Au cours de ce conseil, les mauvaises nouvelles s’accumulent. Primo, il y a un nouveau business-plan prévoyant un retour à l’équilibre en 2010-2011 et non pas à fin 2009, comme annoncé le 29 mars, secundo, il fallait miser 4,5 milliards de DH supplémentaires. «Dans l’absolu, ce n’est pas si grave. Le marché évolue très vite et donc les paramètres changent. On peut aussi arguer du fait que l’activité de Wana se développerait plus vite que dans le modèle initial», tempère M. Cheddadi. «Mais là où le bât blesse, c’est dans le réalisme des recettes à venir».

Le conseil, qui avait débuté sereinement, se transformera en oral pour Saâd Bendidi. Les administrateurs discuteront aussi bien faisabilité des réalisations commerciales prévues que contenu physique du programme d’investissement ou technologie utilisée. En appui, les administrateurs représentant la sphère Ona-SNI produiront un résumé des rapports d’experts et les remarques du conseil d’administration du 14 décembre.

«J’ai été surpris par l’inconsistance du plan présenté, poursuit Khalid Cheddadi.
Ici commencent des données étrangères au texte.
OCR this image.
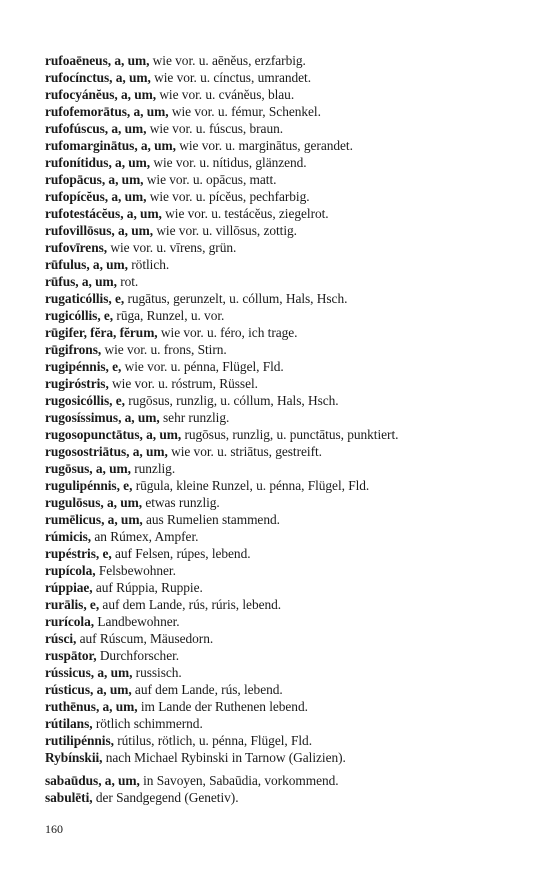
rufoaēneus, a, um, wie vor. u. aēnĕus, erzfarbig.
rufocínctus, a, um, wie vor. u. cínctus, umrandet.
rufocyánĕus, a, um, wie vor. u. cvánĕus, blau.
rufofemorātus, a, um, wie vor. u. fémur, Schenkel.
rufofúscus, a, um, wie vor. u. fúscus, braun.
rufomarginātus, a, um, wie vor. u. marginātus, gerandet.
rufonítidus, a, um, wie vor. u. nítidus, glänzend.
rufopācus, a, um, wie vor. u. opācus, matt.
rufopícĕus, a, um, wie vor. u. pícĕus, pechfarbig.
rufotestácĕus, a, um, wie vor. u. testácĕus, ziegelrot.
rufovillōsus, a, um, wie vor. u. villōsus, zottig.
rufovīrens, wie vor. u. vīrens, grün.
rūfulus, a, um, rötlich.
rūfus, a, um, rot.
rugaticóllis, e, rugātus, gerunzelt, u. cóllum, Hals, Hsch.
rugicóllis, e, rūga, Runzel, u. vor.
rūgifer, fĕra, fĕrum, wie vor. u. féro, ich trage.
rūgifrons, wie vor. u. frons, Stirn.
rugipénnis, e, wie vor. u. pénna, Flügel, Fld.
rugiróstris, wie vor. u. róstrum, Rüssel.
rugosicóllis, e, rugōsus, runzlig, u. cóllum, Hals, Hsch.
rugosíssimus, a, um, sehr runzlig.
rugosopunctātus, a, um, rugōsus, runzlig, u. punctātus, punktiert.
rugosostriātus, a, um, wie vor. u. striātus, gestreift.
rugōsus, a, um, runzlig.
rugulipénnis, e, rūgula, kleine Runzel, u. pénna, Flügel, Fld.
rugulōsus, a, um, etwas runzlig.
rumēlicus, a, um, aus Rumelien stammend.
rúmicis, an Rúmex, Ampfer.
rupéstris, e, auf Felsen, rúpes, lebend.
rupícola, Felsbewohner.
rúppiae, auf Rúppia, Ruppie.
rurālis, e, auf dem Lande, rús, rúris, lebend.
rurícola, Landbewohner.
rúsci, auf Rúscum, Mäusedorn.
ruspātor, Durchforscher.
rússicus, a, um, russisch.
rústicus, a, um, auf dem Lande, rús, lebend.
ruthēnus, a, um, im Lande der Ruthenen lebend.
rútilans, rötlich schimmernd.
rutilipénnis, rútilus, rötlich, u. pénna, Flügel, Fld.
Rybínskii, nach Michael Rybinski in Tarnow (Galizien).
sabaūdus, a, um, in Savoyen, Sabaūdia, vorkommend.
sabulēti, der Sandgegend (Genetiv).
160
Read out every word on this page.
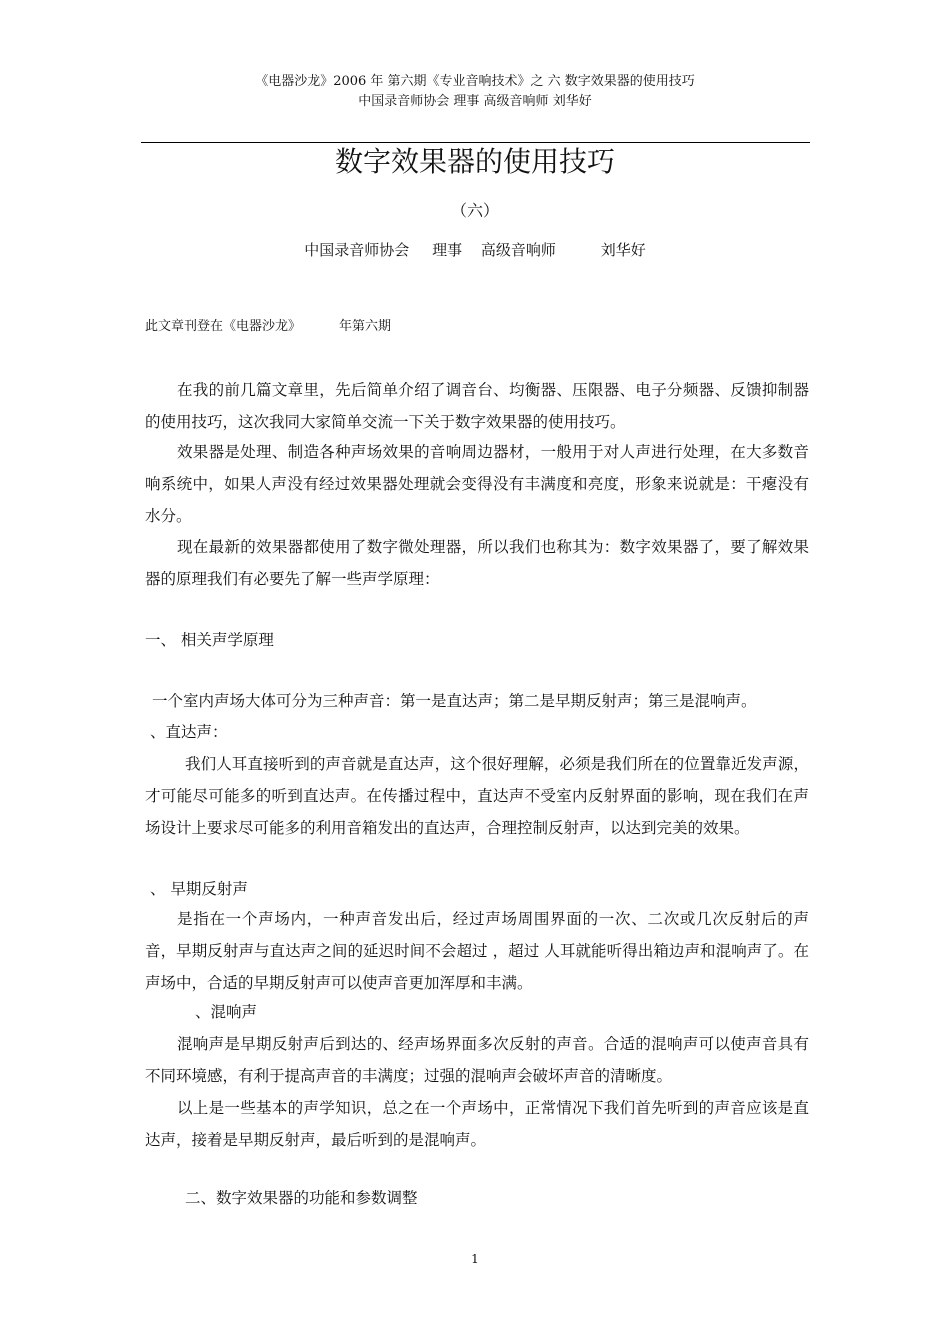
《电器沙龙》2006 年 第六期《专业音响技术》之 六 数字效果器的使用技巧
中国录音师协会 理事 高级音响师 刘华好
数字效果器的使用技巧
（六）
中国录音师协会 理事 高级音响师	刘华好
此文章刊登在《电器沙龙》	年第六期
在我的前几篇文章里，先后简单介绍了调音台、均衡器、压限器、电子分频器、反馈抑制器的使用技巧，这次我同大家简单交流一下关于数字效果器的使用技巧。
效果器是处理、制造各种声场效果的音响周边器材，一般用于对人声进行处理，在大多数音响系统中，如果人声没有经过效果器处理就会变得没有丰满度和亮度，形象来说就是：干瘪没有水分。
现在最新的效果器都使用了数字微处理器，所以我们也称其为：数字效果器了，要了解效果器的原理我们有必要先了解一些声学原理：
一、 相关声学原理
一个室内声场大体可分为三种声音：第一是直达声；第二是早期反射声；第三是混响声。
、直达声：
我们人耳直接听到的声音就是直达声，这个很好理解，必须是我们所在的位置靠近发声源，才可能尽可能多的听到直达声。在传播过程中，直达声不受室内反射界面的影响，现在我们在声场设计上要求尽可能多的利用音箱发出的直达声，合理控制反射声，以达到完美的效果。
、 早期反射声
是指在一个声场内，一种声音发出后，经过声场周围界面的一次、二次或几次反射后的声音，早期反射声与直达声之间的延迟时间不会超过 ，超过 人耳就能听得出箱边声和混响声了。在声场中，合适的早期反射声可以使声音更加浑厚和丰满。
、混响声
混响声是早期反射声后到达的、经声场界面多次反射的声音。合适的混响声可以使声音具有不同环境感，有利于提高声音的丰满度；过强的混响声会破坏声音的清晰度。
以上是一些基本的声学知识，总之在一个声场中，正常情况下我们首先听到的声音应该是直达声，接着是早期反射声，最后听到的是混响声。
二、数字效果器的功能和参数调整
1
Au cours de ce conseil, on aura appris que des partenaires techniques de Wana ont attiré l’attention sur l’évolution technologique des infrastructures de l’entreprise, que les collaborateurs de M. Bendidi ainsi que le management de Wana n’approuvaient pas ce business-plan qui avait d’ailleurs était rejeté en décembre dernier et que, avec tout cela, les prévisions de rentabilité future n’étaient pas aussi certaines que l’on disait. Quand on pense qu’il fallait, de plus, investir lourdement…». Acculé à discuter le moindre détail d’un plan non ficelé, Saâd Bendidi finira par émettre, devant les administrateurs, des doutes sur la faisabilité de son plan, signant sans doute, par cet aveu explicite, la fin de son mandat à la tête d’Ona.

Finalement, qu’aura-t-on reproché au président déchu? «Ce n’est pas tant un mauvais plan que son inertie, son incapacité à remettre en cause un scénario connu depuis 6 mois, malgré de nombreuses alertes, des appels à la discussion, au débat. Personne n’a la science infuse mais on ne peut non plus avoir raison contre tous et en dépit du bon sens. Ce qu’il était demandé au président, c’est cette capacité à avoir le recul stratégique nécessaire, ce sens du management qui a fait défaut», conclut un des directeurs du groupe. Fin de partie, donc, sachant que le principal accusé dans cette affaire a refusé de se prononcer sur la question.